In an earlier blog post I considered Biases in wine quality scores. This issue had been previously pointed out by Alex Hunt (What's in a number? Part the second), who presented graphs of the data from various well-known wine commentators showing that the scores they give wines have certain biases. In particular, some scores are consistently over-represented, such as 90 compared to 89 (using the 100-point scale) and 100 compared to 99. In my post, I performed a detailed analysis of a particular dataset (from the Wine Spectator), showing how we could mathematically estimate the extent of this bias.
This point immediately raises the question as to whether these biases also occur in community-based wine scores, or whether they are restricted to scores that are compiled from individual people. Community scores are compiled from the users of sites such as CellarTracker, where they simply pool all of their individual scores for each wine. It is possible that, even if each individual scorer shows biases towards certain scores, these biases might average out across all of the scorers, and thus be undetectable. Alternatively, the biases might be widespread, and thus still be evident even in the pooled data.
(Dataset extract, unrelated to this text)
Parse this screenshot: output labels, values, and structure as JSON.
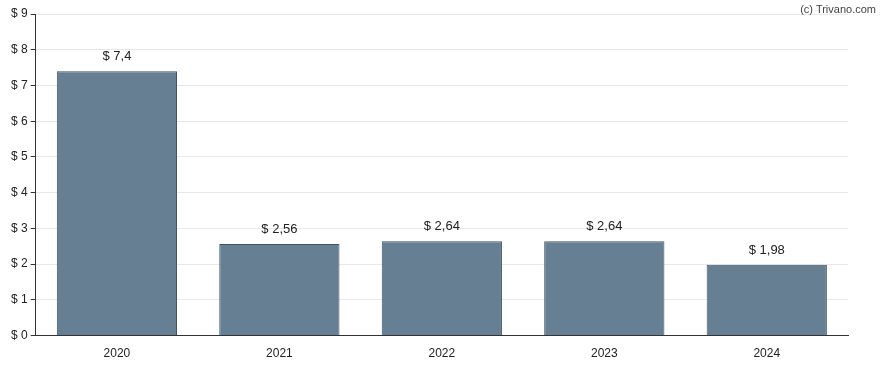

To find out, I downloaded the publicly available scores from CellarTracker for eight wines (for my data, only 55-75% of the scores were available as community scores, with the rest not being shared by the users). These eight wines included red wines from several different regions, a sweet white, a still white, a sparkling wine, and a fortified wine. In each case I searched for a wine with at least 300 community scores; but I did not succeed for the still white wine, and in that case the best I could find had only 189 scores.
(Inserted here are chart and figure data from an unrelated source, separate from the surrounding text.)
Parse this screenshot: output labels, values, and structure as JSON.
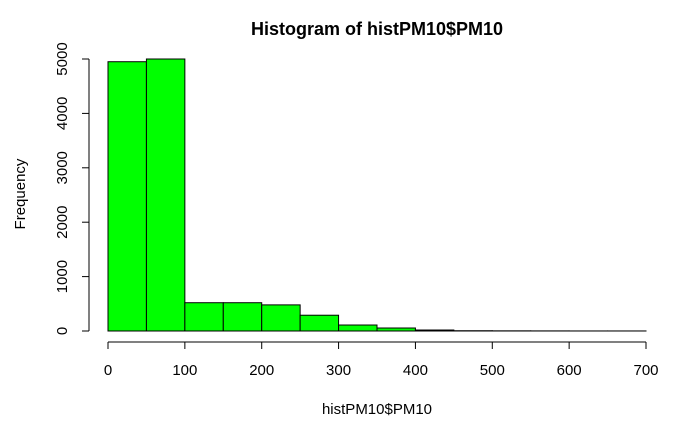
{
  "chart_data": {
    "type": "bar",
    "title": "Histogram of histPM10$PM10",
    "xlabel": "histPM10$PM10",
    "ylabel": "Frequency",
    "bin_edges": [
      0,
      50,
      100,
      150,
      200,
      250,
      300,
      350,
      400,
      450,
      500,
      550,
      600,
      650,
      700
    ],
    "values": [
      4950,
      5000,
      520,
      520,
      480,
      290,
      110,
      55,
      18,
      5,
      3,
      2,
      1,
      1
    ],
    "xlim": [
      0,
      700
    ],
    "ylim": [
      0,
      5000
    ],
    "x_ticks": [
      "0",
      "100",
      "200",
      "300",
      "400",
      "500",
      "600",
      "700"
    ],
    "y_ticks": [
      "0",
      "1000",
      "2000",
      "3000",
      "4000",
      "5000"
    ],
    "bar_color": "#00FF00",
    "grid": false,
    "legend": "none"
  }
}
Below, I have plotted the frequency distribution of the CellarTracker scores for each of the eight wines. As in my previous post on this topic, the height of each vertical bar in a graph represents the proportion of wines receiving the score indicated on the horizontal axis.
As you can see, these graphs do show distinct biases, although some of the graphs are much less biased than are others.
The principal bias, when it occurs, is most commonly an over-representation of scores in units of five: 70, 75, 80, 85, 90, and 95. In particular, the first five graphs show this pattern to one extent or another. So, it seems that a lot of the users are actually scoring their wines on a 20-point scale, and then simply multiplying them by 5 to get to the 100-point scale required by CellarTracker.
The final three graphs show an over-representation of the score 88, compared to scores of 87 and 89 (and the first graph also has this pattern). This seems to be a manifestation of the same bias shown by the professional commentators, in which a score of 90 occurs more commonly than 89. That is, a score of 88 is used to indicate a wine that is well-liked, while a score of 90 represents a wine that is great, thus leaving a score of 89 in limbo.
Finally, the last graph shows an under-representation of the score 96, compared to scores of 95 and 97. There seems to be no obvious reason for this.